Не знаю, может мне так кажется, от детских времён утекло много воды… Да, то лето было замечательное. В жару бегали купаться. От дождя заблаговременно укрывались под крышу дома. Каникулы подходили к концу, но погода всё была золотая. Не думалось о школьных занятиях, ещё не все летние задумки претворены в жизнь, много-много надо успеть сделать до школы. Мы сидели с Надей на крыше нашей бани, мы обе любили лазить по крышам, весело болтали языками.
Баня стояла почти вплотную к огороду соседки Малакотихи, загадочной старушки, никогда к нам не захаживавшей, да и на улице её никто не видал. Всю жизнь она проводила в своём подворье. Маленькая, одетая в тёмное зимой и летом, никогда со мной не разговаривала. Я боялась её, думала, что она колдунья. Через многие годы узнала, что она нам родственница по маме. И вот с крыши мы увидали, что близко-близко к забору растёт могучий куст с огромными листьями на толстом стебле. А огромная круглая, яркими полосами раскрашенная тыква свесилась через забор в узкий проходик за баней на нашей территории. «Ага! – сказали мы с подружкой, – тыква-то наша, у нас живёт!» Скорёхонько слезли с крыши, я сбегала за папиным острым ножом, срезала тыкву, а она такая тяжёлая, еле держу обеими руками! Мы с Надей никогда не пробовали тыкву на вкус, думали – как арбуз!
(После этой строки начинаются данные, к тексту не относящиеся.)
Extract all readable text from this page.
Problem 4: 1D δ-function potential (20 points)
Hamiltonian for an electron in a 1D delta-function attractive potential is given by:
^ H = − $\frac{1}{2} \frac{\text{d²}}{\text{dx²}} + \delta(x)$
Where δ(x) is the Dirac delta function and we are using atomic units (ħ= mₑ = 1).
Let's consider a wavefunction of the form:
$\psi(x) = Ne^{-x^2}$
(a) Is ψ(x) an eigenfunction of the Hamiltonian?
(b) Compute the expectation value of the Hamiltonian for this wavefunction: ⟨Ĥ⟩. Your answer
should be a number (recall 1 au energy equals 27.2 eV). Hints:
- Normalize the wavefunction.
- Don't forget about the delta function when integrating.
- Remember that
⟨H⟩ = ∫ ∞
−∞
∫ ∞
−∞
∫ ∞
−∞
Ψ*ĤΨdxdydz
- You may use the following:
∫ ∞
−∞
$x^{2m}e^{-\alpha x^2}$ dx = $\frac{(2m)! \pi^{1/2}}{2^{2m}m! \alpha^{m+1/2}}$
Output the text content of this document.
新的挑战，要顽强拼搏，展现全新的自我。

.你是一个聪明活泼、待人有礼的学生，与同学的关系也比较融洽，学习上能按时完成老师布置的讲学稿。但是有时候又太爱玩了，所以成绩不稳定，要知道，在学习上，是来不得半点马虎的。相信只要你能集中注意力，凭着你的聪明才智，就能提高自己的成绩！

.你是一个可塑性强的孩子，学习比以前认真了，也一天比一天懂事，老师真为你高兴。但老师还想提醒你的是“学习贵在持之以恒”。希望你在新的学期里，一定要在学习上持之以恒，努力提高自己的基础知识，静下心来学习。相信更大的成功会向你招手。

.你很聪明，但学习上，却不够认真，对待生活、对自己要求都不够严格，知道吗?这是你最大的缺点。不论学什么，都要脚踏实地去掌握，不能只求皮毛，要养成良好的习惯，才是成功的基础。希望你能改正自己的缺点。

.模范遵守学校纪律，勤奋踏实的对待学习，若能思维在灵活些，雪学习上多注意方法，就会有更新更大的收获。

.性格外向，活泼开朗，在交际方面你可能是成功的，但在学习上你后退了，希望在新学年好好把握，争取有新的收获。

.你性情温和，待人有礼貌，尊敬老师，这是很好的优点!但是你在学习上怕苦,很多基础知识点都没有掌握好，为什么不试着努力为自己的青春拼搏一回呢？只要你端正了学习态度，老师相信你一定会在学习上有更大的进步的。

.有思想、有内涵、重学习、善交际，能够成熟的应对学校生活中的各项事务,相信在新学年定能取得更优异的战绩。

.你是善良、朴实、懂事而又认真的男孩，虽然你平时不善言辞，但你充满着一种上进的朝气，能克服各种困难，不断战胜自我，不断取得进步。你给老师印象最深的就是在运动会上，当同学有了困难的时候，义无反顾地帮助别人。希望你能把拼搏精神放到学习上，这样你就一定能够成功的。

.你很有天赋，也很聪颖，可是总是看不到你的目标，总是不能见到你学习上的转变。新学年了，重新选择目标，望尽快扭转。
Дома на ту пору никого не оказалось, мы с тыквой и с ножом забрались в подвал нашего дома, надеясь полакомиться сладким плодом. Сделали небольшое углубление на земляном полу, уложили круглую желанную, чтобы не каталась и отрезали себе по огромному ломтю. Жёлтая, влажная, маслянистая мякоть плода ласкала наши жадные взоры. Мы враз вонзили зубы в мякоть. Первый глоток не произвёл впечатления. На втором и третьем нас перекосило! Жевать больше не захотелось, такая оказалась бяка, эта тыква, хотя на взгляд была – загляденье! Выплюнули остатки, что не проглотилось, и стали думать, как спрятать концы преступления? В груди моей колотилось сердечко, страх перед тем, что преступление откроется, куда девать эту огромную ягоду? И тут меня осенило: ножом вырыла вместительную яму, закатили в неё тыкву, зарыли и затоптали. И концы в воду! Из подвала вышли через другую половину дома, тихонечко папин нож положила на место, никто нас не заподозрил в хулиганстве, всё прошло.